A Time for Mercy
© 2020 John Grisham
A woman lies beaten and unconscious in the kitchen; her children quiver in fear in a back room while the man they’re terrorized by lies in a drunken stupor in his bedroom. A sheriff’s deputy, he always wiggles free of abuse charges. But he stirs, as if to rise, and a young boy makes a fateful decision. A Time for Mercy returns readers to Clanton, Mississippi, with a morally challenging case reminiscent of A Time to Kill. Unlike A Time to Kill, however, Mercy simply ends rather than concludes; those who find themselves absorbed by the drama will leave frustrated at the lack of real resolution. Although a welcome return to Clanton, Mercy has its limits.
In Grisham’s first-ever novel, a man took justice into his own hands and shot two cretins who raped and beat his daughter, who had been released by a biased jury.

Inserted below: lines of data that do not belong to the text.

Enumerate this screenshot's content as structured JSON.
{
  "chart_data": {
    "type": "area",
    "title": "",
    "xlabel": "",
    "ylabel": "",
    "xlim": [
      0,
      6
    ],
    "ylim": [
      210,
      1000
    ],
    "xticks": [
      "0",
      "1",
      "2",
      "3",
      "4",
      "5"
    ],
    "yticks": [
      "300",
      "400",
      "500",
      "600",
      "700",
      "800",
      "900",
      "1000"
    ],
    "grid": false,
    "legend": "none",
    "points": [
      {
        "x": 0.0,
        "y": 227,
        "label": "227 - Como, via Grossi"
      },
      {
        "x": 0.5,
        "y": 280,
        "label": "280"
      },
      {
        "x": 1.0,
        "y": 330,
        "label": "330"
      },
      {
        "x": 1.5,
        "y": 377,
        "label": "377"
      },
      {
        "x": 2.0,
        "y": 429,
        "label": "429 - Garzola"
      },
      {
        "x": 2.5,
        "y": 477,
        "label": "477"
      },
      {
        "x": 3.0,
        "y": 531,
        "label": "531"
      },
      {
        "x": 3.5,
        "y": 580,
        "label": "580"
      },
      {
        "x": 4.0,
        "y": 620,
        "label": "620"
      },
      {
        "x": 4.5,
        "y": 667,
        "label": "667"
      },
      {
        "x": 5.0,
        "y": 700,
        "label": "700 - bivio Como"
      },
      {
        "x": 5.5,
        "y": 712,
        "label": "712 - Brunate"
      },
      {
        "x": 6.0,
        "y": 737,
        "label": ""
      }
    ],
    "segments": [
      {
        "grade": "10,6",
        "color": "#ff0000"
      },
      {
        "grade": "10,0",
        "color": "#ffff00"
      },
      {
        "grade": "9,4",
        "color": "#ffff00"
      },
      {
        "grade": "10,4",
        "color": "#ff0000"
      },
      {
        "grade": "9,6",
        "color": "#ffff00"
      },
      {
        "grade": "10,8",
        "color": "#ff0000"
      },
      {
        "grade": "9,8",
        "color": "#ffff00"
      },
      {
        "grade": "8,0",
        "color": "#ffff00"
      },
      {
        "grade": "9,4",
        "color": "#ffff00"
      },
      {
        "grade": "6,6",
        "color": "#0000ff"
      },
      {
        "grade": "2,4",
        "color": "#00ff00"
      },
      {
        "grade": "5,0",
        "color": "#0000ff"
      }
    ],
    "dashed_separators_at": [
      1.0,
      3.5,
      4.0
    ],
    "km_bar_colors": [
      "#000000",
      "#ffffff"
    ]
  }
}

Young Jake Brigance took on the man’s defense, at considerable risk to both himself and his family, and prevailed. Now he’s at it again, defending a young teenager who believed his mother had been killed by her abusive boyfriend, the same boyfriend who had also repeatedly raped his sister. That teenager, Drew Gamble, also took justice into his own hands and (contra Bob Marley) shot the sheriff’s deputy. Clanton is again sharply divided, though this time they’re largely against Brigance’s client: although the deceased deputy was known as a drunk hell-raiser on his off-time, on-duty he was one of the department’s best. Brigance finds former friends giving him the cold shoulder, and is harassed at length by the deputy’s ornery and combative family.
My enthusiasm for Grisham has waned considerably over the years, in part because he’s slowly morphing into James Patterson, pumping out too many books without enough polish. Mercy, for instance, meanders all over the place: we spent a considerable amount of time focusing on another case Jake is involved in, when it goes absolutely nowhere in the timeframe of the novel. This section introduces a considerably interesting sideline when we learn that the golden boy, the Captain America of the law office Jake Brigance, has committed a bit of an ethics violation in discovering a potentially destructive witness to his case, then not sharing knowledge of this witness with the prosecution. The sudden exposure of this fact further isolates Jake, but it never comes up again.
What saves Mercy, as much as it is saved, is the inherent moral interest of the case: yes, Drew did wrong in murdering a violent and angry drunk in cold blood..but boy, if ever a man needed killin’, the victim did. The reader can’t help but be a sympathetic to both sides, and the way Grisham ends things is frustrating because there’s no real ending as such, no resolution. Mercy is also greatly supported by virtue of being a Clanton, MS novel, so that regular Grisham readers will feel themselves surrounded by old friends and stories. We know the characters in this novel, without needing introductions; we know the story of the town and even of Jake’s house, because Grisham has developed them in so many other books (The Summons, The Last Juror, Sycamore Row, etc). This also allows Grisham to be a bit lazy, and he confesses in the afterword that he has — not even bothering to re-read his Clanton books, but relying on the memory of those who have. Frankly, it’s a little insulting to the reader that Grisham can’t be bothered, but we keep buyin’ them. (Or, in my case, relatives keep buying them and giving them to me as Christmas presents, because my willingness to spend money on Grisham stopped in 2007/2008 or so.)